You're pretty good at parkour... for a girl.

I'm sitting here eating plantain chips and watching parkour clips on YouTube. All of today's featured videos on the front page of YouTube are parkour videos that have been selected by user SlamCamSpam - a collabo between independent filmmaker Juile Angel and the Parkour Generations school.

Parkour, or FreeRunning, started in the 80s in France but has been inserting itself into the mainstream more and more over the past couple of years. In commercials (Rogers, Coke, Nike, etc.) music videos (David Guetta, Madonna), and so on. But in all its pop-culture iterations thus far, there has been a lack of female presence in parkour media. Which is why I am particularly interested in this short doc by Angel that follows Karen Palmer, a "dedicated female parkour student", who sees the challenge of mastering parkour as being more about the mental than the physical. Easy for her to say; she can leap like a frog! Nevertheless the video is a nice portrait and a welcome change from the typical jump-and-trick montages that litter the internet right now.

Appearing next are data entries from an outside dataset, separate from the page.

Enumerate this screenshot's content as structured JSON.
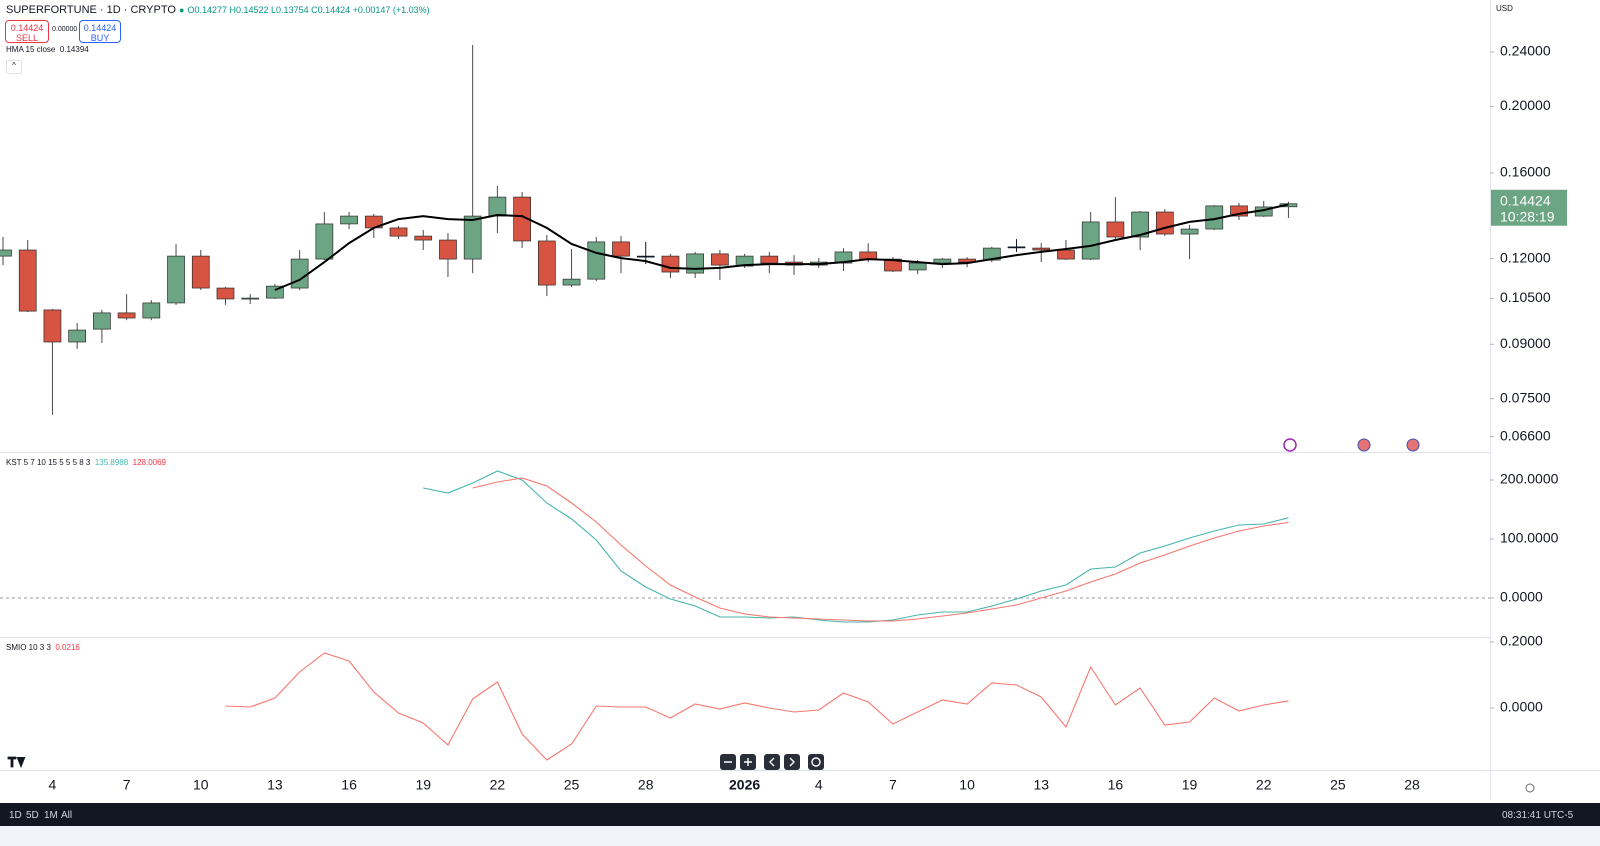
{
  "header": {
    "symbol": "SUPERFORTUNE · 1D · CRYPTO",
    "ohlc": "O0.14277 H0.14522 L0.13754 C0.14424 +0.00147 (+1.03%)"
  },
  "trade": {
    "sell_price": "0.14424",
    "sell": "SELL",
    "spread": "0.00000",
    "buy_price": "0.14424",
    "buy": "BUY"
  },
  "currency": "USD",
  "price_tag": {
    "value": 0.14424,
    "countdown": "10:28:19",
    "color": "#6ba583"
  },
  "timeframes": [
    "1D",
    "5D",
    "1M",
    "All"
  ],
  "clock": "08:31:41 UTC-5",
  "chart_data": [
    {
      "type": "candlestick",
      "log_scale": true,
      "grid": false,
      "categories": [
        null,
        null,
        "4",
        null,
        null,
        "7",
        null,
        null,
        "10",
        null,
        null,
        "13",
        null,
        null,
        "16",
        null,
        null,
        "19",
        null,
        null,
        "22",
        null,
        null,
        "25",
        null,
        null,
        "28",
        null,
        null,
        null,
        "2026",
        null,
        null,
        "4",
        null,
        null,
        "7",
        null,
        null,
        "10",
        null,
        null,
        "13",
        null,
        null,
        "16",
        null,
        null,
        "19",
        null,
        null,
        "22",
        null,
        null,
        "25",
        null,
        null,
        "28"
      ],
      "open": [
        0.121,
        0.1235,
        0.101,
        0.0907,
        0.0947,
        0.1,
        0.0983,
        0.1034,
        0.121,
        0.1087,
        0.1048,
        0.1051,
        0.1087,
        0.1198,
        0.1348,
        0.1384,
        0.133,
        0.1294,
        0.1277,
        0.1198,
        0.1384,
        0.1475,
        0.1273,
        0.1098,
        0.112,
        0.1269,
        0.121,
        0.121,
        0.1143,
        0.1219,
        0.117,
        0.121,
        0.1186,
        0.1174,
        0.1182,
        0.1227,
        0.1198,
        0.1155,
        0.1182,
        0.1198,
        0.1194,
        0.1248,
        0.1243,
        0.1235,
        0.1198,
        0.1357,
        0.129,
        0.1403,
        0.1303,
        0.1325,
        0.1432,
        0.1384,
        0.14277,
        null,
        null,
        null,
        null,
        null
      ],
      "high": [
        0.129,
        0.1277,
        0.1013,
        0.0967,
        0.101,
        0.1065,
        0.1044,
        0.126,
        0.1235,
        0.1091,
        0.1065,
        0.1102,
        0.1235,
        0.1403,
        0.1403,
        0.1394,
        0.1339,
        0.1321,
        0.1307,
        0.2457,
        0.1531,
        0.15,
        0.1299,
        0.1239,
        0.129,
        0.1294,
        0.1269,
        0.1219,
        0.1227,
        0.1235,
        0.1219,
        0.1227,
        0.1214,
        0.1202,
        0.1243,
        0.1264,
        0.1206,
        0.1194,
        0.1202,
        0.1206,
        0.1248,
        0.1281,
        0.1264,
        0.1277,
        0.1403,
        0.1475,
        0.1408,
        0.1417,
        0.1343,
        0.1436,
        0.1446,
        0.1456,
        0.14522,
        null,
        null,
        null,
        null,
        null
      ],
      "low": [
        0.1174,
        0.1003,
        0.071,
        0.0886,
        0.0904,
        0.0976,
        0.0976,
        0.1027,
        0.108,
        0.1027,
        0.103,
        0.1048,
        0.108,
        0.1194,
        0.1325,
        0.1286,
        0.1281,
        0.1235,
        0.1128,
        0.1143,
        0.1307,
        0.1243,
        0.1058,
        0.1091,
        0.1113,
        0.1143,
        0.1178,
        0.1124,
        0.1124,
        0.1117,
        0.1163,
        0.1143,
        0.1136,
        0.1163,
        0.1151,
        0.1186,
        0.1147,
        0.1139,
        0.1163,
        0.1166,
        0.1186,
        0.1227,
        0.1186,
        0.1194,
        0.1194,
        0.1277,
        0.1235,
        0.1294,
        0.1198,
        0.1321,
        0.1366,
        0.138,
        0.13754,
        null,
        null,
        null,
        null,
        null
      ],
      "close": [
        0.1235,
        0.1006,
        0.0907,
        0.0944,
        0.1,
        0.0983,
        0.1034,
        0.121,
        0.1087,
        0.1048,
        0.1051,
        0.1094,
        0.1198,
        0.1348,
        0.1384,
        0.133,
        0.1294,
        0.1277,
        0.1198,
        0.1384,
        0.1475,
        0.1273,
        0.1098,
        0.112,
        0.1269,
        0.121,
        0.121,
        0.1147,
        0.1219,
        0.1174,
        0.121,
        0.1182,
        0.1174,
        0.1186,
        0.1227,
        0.1198,
        0.1151,
        0.1182,
        0.1198,
        0.1186,
        0.1243,
        0.1248,
        0.1235,
        0.1198,
        0.1357,
        0.129,
        0.1403,
        0.1303,
        0.1325,
        0.1432,
        0.1384,
        0.1427,
        0.14424,
        null,
        null,
        null,
        null,
        null
      ],
      "up_color": "#6ba583",
      "down_color": "#d75442",
      "unchanged_color": "#131722",
      "series": [
        {
          "name": "HMA 15 close",
          "color": "#000000",
          "values": [
            null,
            null,
            null,
            null,
            null,
            null,
            null,
            null,
            null,
            null,
            null,
            0.108,
            0.1117,
            0.1186,
            0.1264,
            0.133,
            0.137,
            0.1384,
            0.137,
            0.1366,
            0.1389,
            0.1384,
            0.133,
            0.126,
            0.1223,
            0.1202,
            0.119,
            0.1163,
            0.1159,
            0.1163,
            0.1174,
            0.1178,
            0.1178,
            0.1178,
            0.1186,
            0.1198,
            0.1194,
            0.1186,
            0.1178,
            0.1182,
            0.1198,
            0.1214,
            0.1227,
            0.1239,
            0.1252,
            0.1277,
            0.1299,
            0.133,
            0.1357,
            0.137,
            0.1394,
            0.1412,
            0.14394,
            null,
            null,
            null,
            null,
            null
          ]
        }
      ],
      "ylim": [
        0.0627,
        0.2858
      ],
      "yticks": [
        {
          "value": 0.24,
          "label": "0.24000"
        },
        {
          "value": 0.2,
          "label": "0.20000"
        },
        {
          "value": 0.16,
          "label": "0.16000"
        },
        {
          "value": 0.12,
          "label": "0.12000"
        },
        {
          "value": 0.105,
          "label": "0.10500"
        },
        {
          "value": 0.09,
          "label": "0.09000"
        },
        {
          "value": 0.075,
          "label": "0.07500"
        },
        {
          "value": 0.066,
          "label": "0.06600"
        }
      ]
    },
    {
      "type": "line",
      "title": "KST 5 7 10 15 5 5 5 8 3",
      "zero_line": true,
      "series": [
        {
          "color": "#45b5ad",
          "values": [
            null,
            null,
            null,
            null,
            null,
            null,
            null,
            null,
            null,
            null,
            null,
            null,
            null,
            null,
            null,
            null,
            null,
            186.4,
            178.0,
            194.9,
            215.3,
            200.0,
            161.0,
            133.9,
            98.3,
            45.8,
            18.6,
            -1.7,
            -13.6,
            -32.2,
            -32.2,
            -33.9,
            -32.2,
            -37.3,
            -40.7,
            -40.7,
            -37.3,
            -28.8,
            -23.7,
            -23.7,
            -13.6,
            -1.7,
            11.9,
            22.0,
            49.2,
            52.5,
            76.3,
            88.1,
            101.7,
            113.6,
            123.7,
            125.4,
            135.8988,
            null,
            null,
            null,
            null,
            null
          ]
        },
        {
          "color": "#f7776f",
          "values": [
            null,
            null,
            null,
            null,
            null,
            null,
            null,
            null,
            null,
            null,
            null,
            null,
            null,
            null,
            null,
            null,
            null,
            null,
            null,
            186.4,
            196.6,
            203.4,
            189.8,
            161.0,
            128.8,
            89.8,
            54.2,
            22.0,
            1.7,
            -16.9,
            -27.1,
            -32.2,
            -33.9,
            -35.6,
            -37.3,
            -39.0,
            -39.0,
            -35.6,
            -30.5,
            -25.4,
            -18.6,
            -11.9,
            0.0,
            11.9,
            27.1,
            40.7,
            59.3,
            72.9,
            88.1,
            101.7,
            113.6,
            122.0,
            128.0069,
            null,
            null,
            null,
            null,
            null
          ]
        }
      ],
      "ylim": [
        -66.1,
        245.8
      ],
      "yticks": [
        {
          "value": 200,
          "label": "200.0000"
        },
        {
          "value": 100,
          "label": "100.0000"
        },
        {
          "value": 0,
          "label": "0.0000"
        }
      ]
    },
    {
      "type": "line",
      "title": "SMIO 10 3 3",
      "series": [
        {
          "color": "#f7776f",
          "values": [
            null,
            null,
            null,
            null,
            null,
            null,
            null,
            null,
            null,
            0.0061,
            0.003,
            0.0303,
            0.1091,
            0.1667,
            0.1424,
            0.0485,
            -0.0152,
            -0.0455,
            -0.1121,
            0.0273,
            0.0788,
            -0.0788,
            -0.1576,
            -0.1091,
            0.0061,
            0.003,
            0.003,
            -0.0303,
            0.0121,
            -0.003,
            0.0152,
            0.0,
            -0.0121,
            -0.0061,
            0.0455,
            0.0182,
            -0.0485,
            -0.0121,
            0.0242,
            0.0121,
            0.0758,
            0.0697,
            0.0333,
            -0.0576,
            0.1242,
            0.0091,
            0.0606,
            -0.0515,
            -0.0424,
            0.0303,
            -0.0091,
            0.0091,
            0.0216,
            null,
            null,
            null,
            null,
            null
          ]
        }
      ],
      "ylim": [
        -0.1879,
        0.2121
      ],
      "yticks": [
        {
          "value": 0.2,
          "label": "0.2000"
        },
        {
          "value": 0,
          "label": "0.0000"
        }
      ]
    }
  ]
}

Take a look-see at The Outside In: Female Parkour

I think what I find most attractive about parkour is the philosophy behind it. These young people are effectively reclaiming and redefining the urban spaces (I could make a comparison to graffiti culture here) they're jumping in/around/over; navigating thier bodies with such ease and agility as if there are no boundaries to where they can go. The world is their playground.

I'm not sure what the parkour scene is like in Canada. Does anyone know of groups practicing in their area?